The unprecedented news of a three-year-old boy falling into the gorilla enclosure of the Cincinnati Zoo in Ohio, USA shook the world on May 29.
According to The Guardian, the boy had climbed over a 92cm fence, only to fall 4.5m into Harambe the gorilla's moat.
A bystander's YouTube video shows the gorilla being possessive of the boy, even touching and putting his arms around him in what many netizens say looked "'protective'.
Other parts of the clip show the powerful, 181kg primate recklessly dragging the boy through the water.
In a split-second decision to guarantee the boy's safety, Cincinnati zookeepers ultimately ordered for Harambe to be fatally shot down.
After netizens exploded with criticism at the zoo for heartlessly killing an animal that was only supposedly 'protecting' the boy, zookeeper and gorilla expert Amanda O'Donoughue decided to lay the facts straight.

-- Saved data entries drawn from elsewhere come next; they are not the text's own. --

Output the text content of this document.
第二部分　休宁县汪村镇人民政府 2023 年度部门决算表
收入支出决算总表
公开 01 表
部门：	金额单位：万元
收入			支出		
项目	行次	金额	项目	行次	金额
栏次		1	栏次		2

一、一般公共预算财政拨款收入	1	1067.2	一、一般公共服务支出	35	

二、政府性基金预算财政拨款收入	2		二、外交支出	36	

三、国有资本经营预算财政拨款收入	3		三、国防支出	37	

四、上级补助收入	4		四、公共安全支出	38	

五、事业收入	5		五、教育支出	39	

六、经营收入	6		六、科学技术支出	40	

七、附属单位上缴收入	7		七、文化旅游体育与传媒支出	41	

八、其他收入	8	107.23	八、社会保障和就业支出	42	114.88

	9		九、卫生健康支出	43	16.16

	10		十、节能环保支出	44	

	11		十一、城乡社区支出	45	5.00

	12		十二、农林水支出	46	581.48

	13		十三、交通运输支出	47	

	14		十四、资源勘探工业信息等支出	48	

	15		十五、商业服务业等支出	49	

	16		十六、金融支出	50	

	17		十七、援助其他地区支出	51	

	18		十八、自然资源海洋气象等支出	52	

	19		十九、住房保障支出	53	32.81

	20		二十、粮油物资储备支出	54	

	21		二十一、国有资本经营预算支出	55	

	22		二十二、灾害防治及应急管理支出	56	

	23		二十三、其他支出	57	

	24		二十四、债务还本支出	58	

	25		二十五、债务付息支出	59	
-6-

"I keep hearing that the gorilla was trying to protect the boy. I do not find this to be true.
"Harambe reaches for the boys hands and arms, but only to position the child better for his own displaying purposes.
"Males do very elaborate displays when highly agitated, slamming and dragging things... he was reacting to the screams coming from the gathering crowd.
"Harambe was most likely not going to separate himself from that child without seriously hurting him first (again due to mere size and strength, not malicious intent)," she explains.
On the topic of why the zoo didn't use tranquilizers, she responded: "Harambe would've taken too long to become immobilized, and could have really injured the child in the process."
Furthermore, she says, "Harambe would've drowned in the moat if immobilized in the water, and possibly fallen on the boy trapping him and drowning him as well."
She concludes her post by explaining how even though zoo enclosures are becoming increasingly unprotected in order to create a more natural and unimpeded view of the animals, "there should be no way that someone can find themselves inside of an animal's exhibit."
Another common target of netizens' fury was the child's mother, who many are criticising as 'negligent' and 'unfit to parent'.
In response, the mother decided to write a Facebook post saying how accidents can happen to anyone.
"As a society we are quick to judge how a parents could take their eyes off of their child. And if anyone knows me, I keep a tight watch on my kids," she says.
In conclusion, she wrote, "Accidents happen, but I am thankful that the right people were in the right place today."